**The process outlined by Ratzinger was a long one but when all the suffering is past, a great power will emerge from a more spiritual and simple Church, at which point humans will realise that they live in a world of indescribable solitude and having lost sight of God they will perceive the horror of their poverty.
Then and only then, Ratzinger concluded, will they see that small flock of faithful as something completely new: they will see it as a source of hope for themselves, the answer they had always secretly been searching for.**
Ping!
Ratzingers books ‘The Faith and the Future’
This is a so so book, one that saw reprint recently because of Benedicts successful ‘Jesus of Nazareth’ series, as what it contains could have been properly digested down to a magazine length article with a near equivalent buildup and conclusion, at least for the general reader. The conclusion or last chapter ‘What Will the Church Look Like in 2000?’ elucidates of a smaller church and saints being necessary.
But philosophies(modernism,liberalism) have consequences and the great and conservative Catholic philosophers(Ratzinger/Benedict included) have been seeing the path that ‘modernism’ has been following as the final fulfillment of ‘The Great Enlightenment’ and there will be Catholic blood in the streets—again! Unfortunately, this book only elucidates on that previous sentence(my sentence/words) in only a poor or maybe fair(poor to fair) way with other materials in print, from that time and most certainly today, doing a much better job.
If Ratzinger was being prophetic in 69’, then everyone seeing the church fall apart in the 60’s and 70’s would be prophetic too. The books last chapter , titled:
‘What Will the Church Look Like in 2000?’ is a bit off the prophetic year mark.
The book contains a few quotable nuggets and he’s the Pope, and thats why people buzz and talk about it.

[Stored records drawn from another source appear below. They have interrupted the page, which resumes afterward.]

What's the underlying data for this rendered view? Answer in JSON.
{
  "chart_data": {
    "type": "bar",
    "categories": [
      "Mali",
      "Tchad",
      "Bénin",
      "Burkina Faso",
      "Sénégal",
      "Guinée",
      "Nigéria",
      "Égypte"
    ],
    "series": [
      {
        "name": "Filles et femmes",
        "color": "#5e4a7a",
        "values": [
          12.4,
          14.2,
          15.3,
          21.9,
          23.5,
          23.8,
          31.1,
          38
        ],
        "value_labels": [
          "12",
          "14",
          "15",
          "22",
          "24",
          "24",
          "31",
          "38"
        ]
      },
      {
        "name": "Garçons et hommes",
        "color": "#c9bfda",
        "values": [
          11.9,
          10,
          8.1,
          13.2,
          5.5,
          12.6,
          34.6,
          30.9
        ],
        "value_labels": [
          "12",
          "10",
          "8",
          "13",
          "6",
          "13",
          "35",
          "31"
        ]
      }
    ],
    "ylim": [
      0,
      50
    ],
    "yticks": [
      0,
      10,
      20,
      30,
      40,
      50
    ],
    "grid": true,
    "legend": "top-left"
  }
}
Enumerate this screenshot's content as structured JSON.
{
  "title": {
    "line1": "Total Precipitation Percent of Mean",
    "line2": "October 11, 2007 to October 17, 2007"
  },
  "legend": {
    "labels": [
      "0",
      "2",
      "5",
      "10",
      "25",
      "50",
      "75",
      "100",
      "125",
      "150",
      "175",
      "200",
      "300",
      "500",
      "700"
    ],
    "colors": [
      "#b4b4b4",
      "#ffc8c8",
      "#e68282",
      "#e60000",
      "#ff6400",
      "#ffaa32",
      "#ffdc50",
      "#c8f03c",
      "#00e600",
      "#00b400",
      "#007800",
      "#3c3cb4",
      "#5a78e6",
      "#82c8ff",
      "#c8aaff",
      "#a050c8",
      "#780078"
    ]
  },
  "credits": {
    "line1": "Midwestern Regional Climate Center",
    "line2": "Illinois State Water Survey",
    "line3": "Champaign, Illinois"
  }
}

OMG!!! OMG!!! Add to it what Francis Cardinal George said about his successor will be imprisoned and that the next successor will be MARTYRED!!!
Whoa! Interesting....
This seems less a prophecy than a comforting, reassuring rationalization that offers the hope of a purer and better faith as consolation for the decline of the cultural strength of Roman Catholic Church and Christianity in general. Yet, in the meanwhile, multitudes will have been led astray, and there is no certainty that decline will be followed by renewal and a return to former strength.
Very interesting. I had come across that 1969 quotation a while back, and I found it to be a remarkable prognostication in light of the road the Ratzinger himself ended up traveling over the next 40+ years.